NNMT expression in preeclampsia: Analyses on placental tissues and cell lines

Objective: Preeclampsia (PE) is a multisystem disorder characterized by new onset hypertension and proteinuria during pregnancy. Nicotinamide N-methyltransferase (NNMT) is an enzyme that catalyzes the N-methylation of nicotinamide (NAM) to form 1-methylnicotinamide (MNA) and S-adenosyl-L-homocysteine (SAH). The aim of this study was to investigate NNMT expression in normal and PE placentas, and evaluate whether hypoxia, oxidative stress and inflammation could modulate NNMT expression. Materials and methods: Immunohistochemistry and Western blot were performed on first trimester, normal term and PE placentas. NNMT expression was also evaluated in HTR-8/SVneo and BeWo cell lines under hypoxic, oxidative stress (by H2O2) and inflammatory (by TNF-α) conditions.

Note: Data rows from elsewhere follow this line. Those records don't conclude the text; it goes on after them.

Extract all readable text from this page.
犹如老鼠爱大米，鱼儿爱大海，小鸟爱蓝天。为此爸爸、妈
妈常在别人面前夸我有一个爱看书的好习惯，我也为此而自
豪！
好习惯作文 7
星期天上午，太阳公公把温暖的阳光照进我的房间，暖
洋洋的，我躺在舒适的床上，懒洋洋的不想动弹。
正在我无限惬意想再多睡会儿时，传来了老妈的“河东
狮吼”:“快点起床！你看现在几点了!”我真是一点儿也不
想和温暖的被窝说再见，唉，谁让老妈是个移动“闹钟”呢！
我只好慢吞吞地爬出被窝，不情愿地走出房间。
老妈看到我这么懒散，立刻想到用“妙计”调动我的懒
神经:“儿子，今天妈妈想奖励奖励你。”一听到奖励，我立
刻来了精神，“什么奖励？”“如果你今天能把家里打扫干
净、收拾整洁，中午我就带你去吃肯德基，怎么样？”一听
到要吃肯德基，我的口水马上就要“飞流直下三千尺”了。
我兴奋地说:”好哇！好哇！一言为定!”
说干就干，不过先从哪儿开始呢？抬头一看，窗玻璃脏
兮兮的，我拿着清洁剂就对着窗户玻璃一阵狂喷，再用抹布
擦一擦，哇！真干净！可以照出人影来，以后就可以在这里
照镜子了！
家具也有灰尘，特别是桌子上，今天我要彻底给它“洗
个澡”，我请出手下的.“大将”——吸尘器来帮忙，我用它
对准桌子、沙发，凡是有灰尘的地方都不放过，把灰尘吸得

Results: NNMT was expressed in cytotrophoblast and syncytiotrophoblast of first, third and PE placentas. Endothelial vessels were positive for NNMT expression in first and third trimester but mainly negative in PE placentas. NNMT expression did not change from first to third trimester but significantly decreased in PE placentas compared to control placentas. NNMT was expressed in the cytoplasm of both HTR-8/SVneo and BeWo cell lines, and its expression was not altered by syncytialization. Hypoxia decreased NNMT expression in BeWo but not HTR-8/SVneo cells while oxidative stress did not alter NNMT expression in both cell lines. TNF-α treatment significantly decreased NNMT expression in both cell lines. Conclusions: Low NNMT expression found in PE placentas may represent a response to the hypoxia and inflammation featuring this disorder. Therefore, the enzyme could contribute to the normal human placental development, by defending trophoblast cells form PE-induced damages.